Wat zegt het u dat ondanks beloftes van en afspraken met de gokbranche de uitgaven aan gokreclames de afgelopen maanden toch zijn toegenomen? Wat laat dit zien over het vermogen van de gokbranche om tot uniforme zelfregulering over te gaan?
Zoals uit het artikel blijkt, heeft zelfregulering van de brancheorganisaties een belangrijk, maar uiteindelijk beperkt effect op het beperken van reclame. Dit komt doordat niet alle aanbieders voor kansspelen op afstand gebonden zijn aan de zelfregulerende maatregelen. Dit is bijvoorbeeld de reden waarom er nog buitenreclames te zien zijn. Ik juich de inspanningen van de brancheorganisaties tot zelfregulerende maatregelen toe. Om alle partijen te binden aan de noodzakelijke beperkingen van reclames voor online kansspelen zijn echter verdergaande aanscherpingen nodig in het Besluit werving, reclame en verslavingspreventie kansspelen.
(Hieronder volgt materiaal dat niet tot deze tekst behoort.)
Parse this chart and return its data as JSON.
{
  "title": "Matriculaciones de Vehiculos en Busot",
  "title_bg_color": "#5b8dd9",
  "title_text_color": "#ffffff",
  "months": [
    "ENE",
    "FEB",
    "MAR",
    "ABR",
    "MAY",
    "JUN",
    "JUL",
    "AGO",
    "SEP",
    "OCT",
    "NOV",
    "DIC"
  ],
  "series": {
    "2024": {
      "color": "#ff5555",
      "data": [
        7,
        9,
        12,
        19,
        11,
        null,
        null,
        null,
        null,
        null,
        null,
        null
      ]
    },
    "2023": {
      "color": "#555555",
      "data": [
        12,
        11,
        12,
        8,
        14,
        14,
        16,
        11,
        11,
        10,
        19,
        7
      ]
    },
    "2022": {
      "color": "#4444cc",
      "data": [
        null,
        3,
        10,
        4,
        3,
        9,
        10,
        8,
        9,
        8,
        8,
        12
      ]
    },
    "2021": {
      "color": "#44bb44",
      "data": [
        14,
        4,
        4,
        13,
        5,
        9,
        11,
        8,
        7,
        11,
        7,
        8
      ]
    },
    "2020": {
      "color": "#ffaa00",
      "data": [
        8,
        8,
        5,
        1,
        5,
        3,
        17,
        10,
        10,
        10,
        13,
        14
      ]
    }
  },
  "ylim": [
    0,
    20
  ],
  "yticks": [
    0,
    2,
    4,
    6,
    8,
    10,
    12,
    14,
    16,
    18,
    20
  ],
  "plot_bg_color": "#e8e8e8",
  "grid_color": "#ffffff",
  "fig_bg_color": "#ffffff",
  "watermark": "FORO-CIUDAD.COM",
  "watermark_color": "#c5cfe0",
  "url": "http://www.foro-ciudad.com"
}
Deelt u de grote zorgen dat het langer tonen van reclames en het stoppen van meer geld in gokreclames, leidt tot meer blootstelling van jongeren en andere kwetsbare groepen aan gokken? Welk effect denk u dat dit heeft?
De zorgen over het tonen van ongerichte reclames deel ik. Met name jongeren, maar ook andere kwetsbare groepenzijn gevoelig voor werving en reclame. Daarom wordt uiterlijk op 1 juli 2023 ook een verbod op ongerichte reclame voor online kansspelen van kracht.
Hoe verhoudt deze ontwikkeling zich tot de kanalisatiedoelstelling van de Wet Kansspelen op afstand?
Het beschermen van kwetsbare groepen is een belangrijk uitgangspunt in het kansspelbeleid. Daarom worden nu maatregelen genomen om deze groepen beter te beschermen. Tegelijkertijd blijft enige mate van reclame nodig om spelers te kunnen leiden naar het legale aanbod, waarbij waarborgen zijn getroffen voor consumentenbescherming, verslavingspreventie en het voorkomen van criminaliteit. Ervaringen in andere landen, zoals Italië, hebben laten zien dat een totaalverbod op reclame leidt tot een toename van spelers bij illegale partijen. Het is wat betreft reclame dus nodig om een balans in te vinden in bescherming van kwetsbare groepen en het belang van kanalisatie richting legaal aanbod. Daarom monitor ik de ontwikkelingen op het gebied van kansspelen op afstand nauwgezet.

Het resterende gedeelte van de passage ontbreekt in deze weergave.